Of course, this hypothesis may not account for why there was a surprising majority of Prop 8 victories in the counties of southernmost California, where you can also see a large number of existing LGBT community centers in the above map. Between the two highest concentrations of LGBT community centers in the state, however, you have a large gap on both maps within the San Joaquin Valley area: all the counties in this area are pro-Prop 8, all the counties are lacking any sort of standing LGBT community center (including the biggest cities of this region, such as Fresno and Bakersfield).

Perhaps the time of reflection for the California marriage equality movement should also direct the attentions of its advocates to this particular area. Engagement of the San Joaquin area should include outreach, the building of local LGBT community centers, and challenging the current preference of the local power structure for marriage – or perhaps basic sexual and gender – inequality.

This process may take years, should probably not be tied to the prospect of a counter-proposition, and it may also require the creation of LGBT community centers which explicitly appeal to the ethnoreligious and ethnolinguistic groups, but it may break up the monopoly that heterosexists possess on the definition of "normality" within these regions by raising the consciousness, profile and prospect for empowerment of the LGBT communities of inland California in the coming decade. It would also help in deregionalizing the California LGBT experience by spreading newer centers of LGBT community initiative away from the coastline (and, consequently, away from the largest and most opulent cities in the state) into the diverse terrain of the interior.

2 thoughts on “Raising LGBT consciousness and friendliness through community centers

  1. map of consciousness

    I think that it is a reasonable conclusion that to see a correlation between voting habits and LGBT head quarters. When do you think they will lobby for it again? 2010 or 2012?

    map of consciousness

    1. Re: map of consciousness

      November 2010 is a hit or miss, depending on whether or not they will get enough signatures. They already missed the April 2010 deadline (if they manage to get November, then we should root for them and back them with all necessary energies).

      But if 2011-2012 is the target date for a counter-referendum in the state, then I think that the extra time in between should be taken to build the necessary momentum for ensuring the victory of such an initiative. That includes building more new LGBT community centers and equality teams *throughout* the state, leaving no stone unturned in the raising of a mass consciousness for a right that should never have been struck down in the first place.

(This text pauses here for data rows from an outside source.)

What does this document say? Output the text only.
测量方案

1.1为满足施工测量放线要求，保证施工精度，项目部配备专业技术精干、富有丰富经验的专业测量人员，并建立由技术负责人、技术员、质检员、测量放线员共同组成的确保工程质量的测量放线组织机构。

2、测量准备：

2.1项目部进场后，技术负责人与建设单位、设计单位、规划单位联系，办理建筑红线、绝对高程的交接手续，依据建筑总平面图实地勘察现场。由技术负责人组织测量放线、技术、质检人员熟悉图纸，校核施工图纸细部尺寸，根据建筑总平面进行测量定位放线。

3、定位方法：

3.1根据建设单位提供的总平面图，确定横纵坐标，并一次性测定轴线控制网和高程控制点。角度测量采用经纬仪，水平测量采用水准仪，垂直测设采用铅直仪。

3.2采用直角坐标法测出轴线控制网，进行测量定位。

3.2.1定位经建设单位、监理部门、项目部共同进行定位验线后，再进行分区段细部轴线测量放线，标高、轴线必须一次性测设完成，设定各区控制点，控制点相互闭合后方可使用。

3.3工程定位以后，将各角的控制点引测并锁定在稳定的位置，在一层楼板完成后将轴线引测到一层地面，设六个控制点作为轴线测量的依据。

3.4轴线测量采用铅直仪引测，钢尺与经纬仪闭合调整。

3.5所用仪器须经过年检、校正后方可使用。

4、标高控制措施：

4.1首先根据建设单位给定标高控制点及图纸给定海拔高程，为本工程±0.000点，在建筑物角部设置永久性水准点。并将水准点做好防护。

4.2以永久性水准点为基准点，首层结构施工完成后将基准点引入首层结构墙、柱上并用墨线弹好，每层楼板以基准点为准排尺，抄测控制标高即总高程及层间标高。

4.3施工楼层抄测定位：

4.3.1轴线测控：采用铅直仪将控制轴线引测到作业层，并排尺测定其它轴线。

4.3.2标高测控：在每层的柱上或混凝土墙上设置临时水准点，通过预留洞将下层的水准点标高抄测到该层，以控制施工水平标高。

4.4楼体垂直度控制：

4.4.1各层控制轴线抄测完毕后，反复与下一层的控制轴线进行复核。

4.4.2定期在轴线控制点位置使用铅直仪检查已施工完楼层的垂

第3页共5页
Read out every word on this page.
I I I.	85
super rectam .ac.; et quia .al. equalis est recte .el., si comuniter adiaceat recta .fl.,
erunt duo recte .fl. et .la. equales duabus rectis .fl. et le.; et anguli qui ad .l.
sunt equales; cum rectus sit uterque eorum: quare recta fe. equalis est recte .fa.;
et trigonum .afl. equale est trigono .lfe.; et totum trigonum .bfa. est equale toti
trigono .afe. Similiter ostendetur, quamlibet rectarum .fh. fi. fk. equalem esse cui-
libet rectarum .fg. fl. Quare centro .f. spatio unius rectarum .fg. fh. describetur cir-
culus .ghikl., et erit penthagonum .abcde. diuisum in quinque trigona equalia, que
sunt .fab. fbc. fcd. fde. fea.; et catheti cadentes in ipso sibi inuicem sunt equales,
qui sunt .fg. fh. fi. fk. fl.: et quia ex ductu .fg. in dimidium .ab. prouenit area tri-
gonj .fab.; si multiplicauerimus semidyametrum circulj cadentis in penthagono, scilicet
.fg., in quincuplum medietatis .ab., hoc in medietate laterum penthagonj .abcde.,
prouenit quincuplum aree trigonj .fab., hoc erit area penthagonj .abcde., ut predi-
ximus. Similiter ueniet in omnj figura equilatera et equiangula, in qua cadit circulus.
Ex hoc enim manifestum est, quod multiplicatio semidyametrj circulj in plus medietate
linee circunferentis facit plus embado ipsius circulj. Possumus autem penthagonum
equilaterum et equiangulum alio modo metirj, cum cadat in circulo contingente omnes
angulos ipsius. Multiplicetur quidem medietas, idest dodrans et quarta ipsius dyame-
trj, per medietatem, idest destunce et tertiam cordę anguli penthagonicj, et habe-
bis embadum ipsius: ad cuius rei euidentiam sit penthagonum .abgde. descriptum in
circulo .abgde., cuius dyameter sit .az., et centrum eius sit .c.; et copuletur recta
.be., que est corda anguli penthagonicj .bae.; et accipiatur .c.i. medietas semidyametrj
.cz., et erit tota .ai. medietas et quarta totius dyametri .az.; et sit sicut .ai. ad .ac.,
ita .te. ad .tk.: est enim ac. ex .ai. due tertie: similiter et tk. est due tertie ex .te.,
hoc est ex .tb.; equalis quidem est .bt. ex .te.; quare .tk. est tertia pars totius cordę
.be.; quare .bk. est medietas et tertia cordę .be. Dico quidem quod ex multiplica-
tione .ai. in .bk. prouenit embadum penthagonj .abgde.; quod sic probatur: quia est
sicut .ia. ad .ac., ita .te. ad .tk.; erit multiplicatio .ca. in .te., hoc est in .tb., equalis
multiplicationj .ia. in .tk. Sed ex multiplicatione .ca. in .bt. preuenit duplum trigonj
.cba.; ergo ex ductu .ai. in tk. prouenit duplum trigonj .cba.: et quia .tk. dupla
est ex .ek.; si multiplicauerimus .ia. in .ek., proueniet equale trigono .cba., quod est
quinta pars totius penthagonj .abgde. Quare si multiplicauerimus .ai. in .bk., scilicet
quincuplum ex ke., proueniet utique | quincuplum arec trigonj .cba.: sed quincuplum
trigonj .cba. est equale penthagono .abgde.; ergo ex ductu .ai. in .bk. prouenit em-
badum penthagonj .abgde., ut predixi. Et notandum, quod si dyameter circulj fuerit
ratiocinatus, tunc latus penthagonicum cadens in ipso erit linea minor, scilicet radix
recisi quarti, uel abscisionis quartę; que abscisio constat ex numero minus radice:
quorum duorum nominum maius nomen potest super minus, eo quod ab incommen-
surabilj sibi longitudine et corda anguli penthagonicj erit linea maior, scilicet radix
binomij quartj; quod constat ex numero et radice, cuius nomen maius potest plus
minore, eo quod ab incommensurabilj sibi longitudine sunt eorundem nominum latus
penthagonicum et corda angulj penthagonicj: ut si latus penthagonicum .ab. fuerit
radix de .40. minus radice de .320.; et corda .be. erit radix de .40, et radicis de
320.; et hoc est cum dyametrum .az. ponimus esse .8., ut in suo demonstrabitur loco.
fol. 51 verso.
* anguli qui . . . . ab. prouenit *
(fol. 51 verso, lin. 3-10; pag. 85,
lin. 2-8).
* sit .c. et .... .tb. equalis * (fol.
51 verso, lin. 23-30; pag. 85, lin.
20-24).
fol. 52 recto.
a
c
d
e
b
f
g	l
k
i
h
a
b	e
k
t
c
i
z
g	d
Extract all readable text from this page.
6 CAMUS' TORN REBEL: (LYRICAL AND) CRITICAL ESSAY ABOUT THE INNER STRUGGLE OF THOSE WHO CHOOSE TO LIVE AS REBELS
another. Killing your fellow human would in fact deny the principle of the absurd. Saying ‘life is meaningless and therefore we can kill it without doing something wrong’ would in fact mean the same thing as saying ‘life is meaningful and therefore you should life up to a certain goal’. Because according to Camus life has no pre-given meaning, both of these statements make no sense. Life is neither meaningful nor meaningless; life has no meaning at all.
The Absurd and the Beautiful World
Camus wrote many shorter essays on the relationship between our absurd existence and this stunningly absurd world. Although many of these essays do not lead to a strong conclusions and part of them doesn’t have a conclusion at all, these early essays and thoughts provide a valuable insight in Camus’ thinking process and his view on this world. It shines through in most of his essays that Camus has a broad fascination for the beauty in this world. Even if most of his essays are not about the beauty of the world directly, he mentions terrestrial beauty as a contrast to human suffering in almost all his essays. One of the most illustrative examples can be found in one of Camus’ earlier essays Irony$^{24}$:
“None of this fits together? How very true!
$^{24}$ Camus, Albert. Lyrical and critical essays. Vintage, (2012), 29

      Perhaps the critics were right in saying that the anti-Prop 8 campaign should not have been as “reactive” as it was as soon as Prop 8 was on the ballot. If the community was reactive, it is because it was taken unawares, by surprise, without a solid foundation of stability.

      Preparation for the future means that the bedrock of community/local power, that which will continue to keep the issue alive and kicking long after either a victory or defeat, will be in place. The LGBT community, and especially the marriage equality movement, must not be caught by surprise again, and should not be demoralized by another “DOM” referendum.